Banks fearful of running afoul of the law have been going crazy with paperwork. In fiscal 2006, more than one million suspicious activity reports were filed with FinCEN, up nearly 20 percent from fiscal 2005, Meanwhile, an increasing number of banks have been caught in FinCEN's web, earning civil penalties for failure to implement adequate AML programs. Among them were ABN Amro Bank, Liberty Bank of New York, Metropolitan Bank & Trust Co, BankAtlantic of Fort Lauderdale, Banco de Chile of New York and Oppenheimer & Co. In 2006, FinCEN processed 241 cases involving banks with significant BSA violations or deficiencies.
"Banks have really been complaining about this for awhile," agrees Weber. "Paulson wanted them to know that somebody is listening."

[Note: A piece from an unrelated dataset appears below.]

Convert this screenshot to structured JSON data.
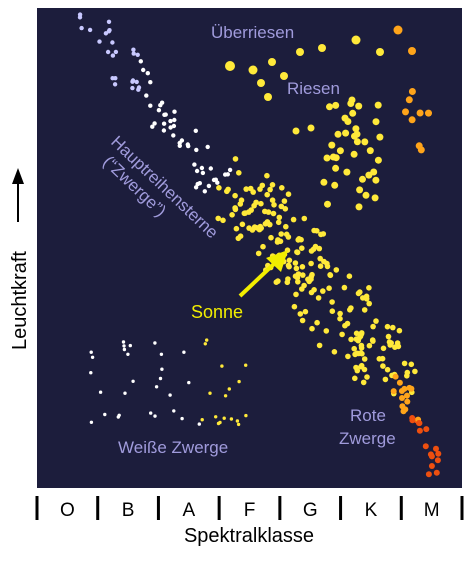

David Caruso , CEO of Dominion Advisory Group , a Washington, D.C.-area AML consultancy, says Paulson's directive raises more questions than it answers. "If he's trying to bring regulatory relief to the industry, I'm not sure these measures are going to do much," he says. And since regulators' exams at banks are already risk-based, he says it's unclear how regulators would alter their examinations of small banks.
Until the new rules are published, banks are being urged to continue with business as usual. "I would caution smaller banks, if supervision becomes more risk-focused, that they remain vigilant," says Curry. "The critical factor where institutions get in trouble is in their failure to commit adequate resources to compliance. The challenge for community banks is to find the right balance."
David Caruso isn't convinced AML controls are such a big regulatory burden for small banks, especially compared to those of Sarbanes-Oxley. "The industry wants a reduction of regulations, but the needs of law enforcement and the political realities of needing to be seen as aggressively fighting crime and terrorism are such that this is probably not one of the areas of regulation that can be [modified] too much," he says. "Sox has had a greater impact on banks' competitiveness than the Patriot Act."
Maybe so, but a new KPMG survey of 224 banks from 55 countries found that the average AML cost to banks globally has spiked 60 percent since 2004. This is not a cheap battle.